Significaria “que qualquer conflito entre os Poderes estaria submetido à autoridade suprema do Presidente da República, pois mediado pelas Forças Armadas, que desempenham suas atividades sob seu comando. E essa interpretação, ao estabelecer hierarquia entre os Poderes, traria importantes e graves riscos para o princípio da supremacia constitucional”.

Essa má interpretação constitucional foi exatamente o que os constituintes de 1988 quiseram evitar, e tiveram muito trabalho para superar os obstáculos colocados no caminho da definição do papel das Forças Armadas.

Os militares, tendo à frente o ministro do Exército Leonidas Pires Gonçalves, pressionaram muito para que os termos da Constituição de 1946, repetidos na de 1967, permanecessem: “Art. 177: Destinam-se as FA a defender a pátria e a garantir os poderes constitucionais, a lei e a ordem”.

Os constituintes viam nessa Redacao, embora tradicional, a aceitação de que caberia às Forças Armadas a decisão de quando agir. Queriam que essa possibilidade implícita de intervenção das Forças Armadas fosse descartada, propondo o que acabou prevalecendo sobre a destinação das Forças Armadas: “Art. 142: (...) (FA destinam-se) à garantia dos poderes constitucionais e, por iniciativa de qualquer destes, da lei e da ordem”.

A definição de que a ação das Forças Armadas dependeria da iniciativa de qualquer dos Poderes foi o pomo de discórdia, e houve várias negociações em torno do artigo 142. O então presidente José Sarney lembra-se de que demorou muito tempo para se chegar ao texto final, que não agradou totalmente aos militares.

Segundo Sarney, o então deputado federal Bernardo Cabral, relator da Constituinte, havia prometido aos militares manter o texto de 1967, mas não pôde cumprir o compromisso, o que gerou uma crise política.

O ex-presidente Fernando Henrique Cardoso, que na ocasião era senador, relata que teve que ir a reunião tensa no Palácio do Planalto junto com o senador José Richa, para tentar superar o impasse.

O presidente José Sarney estava preocupado com o ministro do Exército Leônidas Pires, irritado com o não cumprimento do acordo, e coube a Richa apaziguar os ânimos. Mas os militares não aceitaram as modificações e, é Sarney quem conta, convocaram Bernardo Cabral para uma reunião no gabinete de Leônidas no Quartel-General do Exército, no Forte Apache em Brasília.

Os ministros da Marinha e da Aeronáutica também estavam presentes. Mesmo com o texto da nova Constituição já praticamente na gráfica, eles insistiam em manter a definição da Constituição de 1967, do regime militar.

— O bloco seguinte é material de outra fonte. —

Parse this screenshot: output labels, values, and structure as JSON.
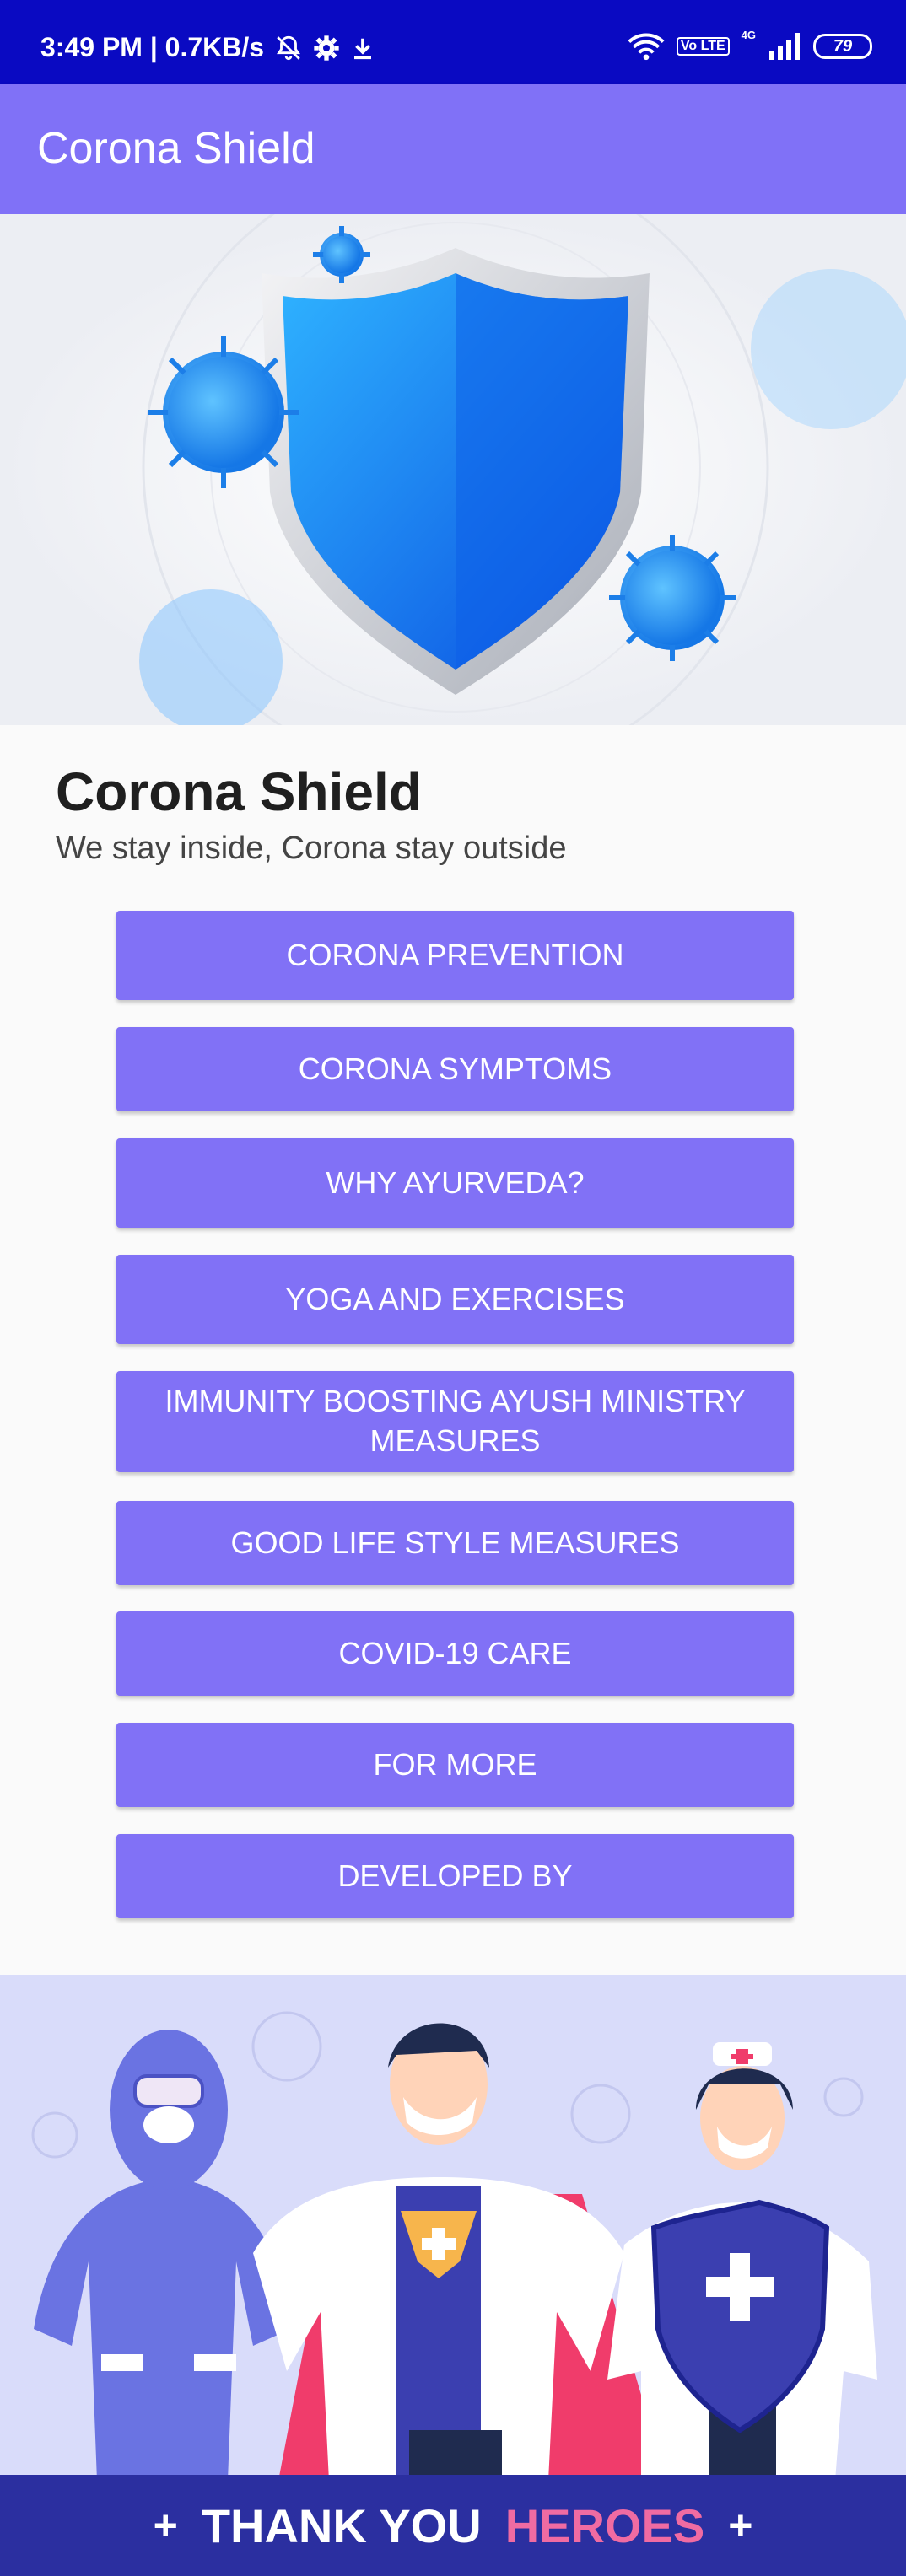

O então deputado Nelson Jobim, que teve papel importante na redação final da Constituição, diz que a questão básica era que os militares queriam ser eles os definidores de quando poderiam atuar “em defesa da lei e da ordem”. Bernardo Cabral garante que em nenhum momento foi pressionado pelo General Leônidas Pires Gonçalves.

Essa interpretação é a que hoje defende o jurista Ives Gandra Martins , que considera que uma das funções das Forças Armadas seria atuar como Poder Moderador sempre que um Poder sentir-se atropelado por outro, uma intervenção pontual e específica.

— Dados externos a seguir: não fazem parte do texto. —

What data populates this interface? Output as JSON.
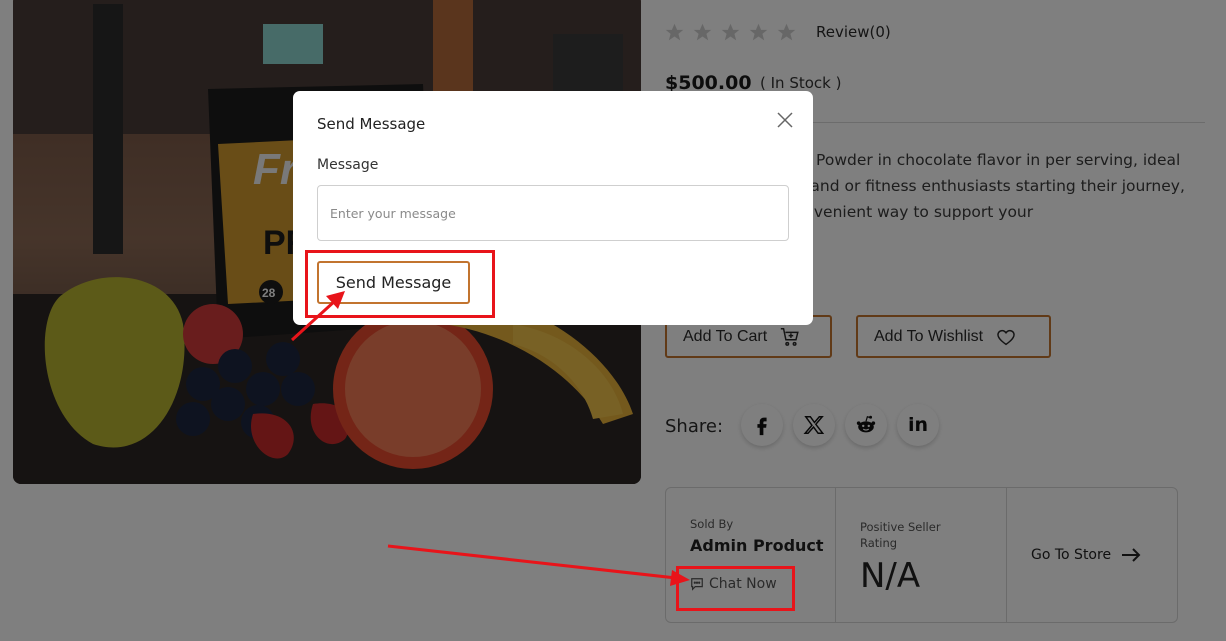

O documento divulgado ontem pela OAB destaca que “compreender que as Forças Armadas, inseridas inequivocamente na estrutura do Poder Executivo sob o comando do Presidente da República, poderiam intervir nos Poderes Legislativo e Judiciário para a preservação das competências constitucionais estaria em evidente incompatibilidade com o art. 2o, da Constituição Federal, que dispõe sobre a separação dos poderes. Afinal, com isso, estabelecer-se-ia uma hierarquia implícita entre o Poder Executivo e os demais Poderes quando da existência de conflitos referentes a suas esferas de atribuições”.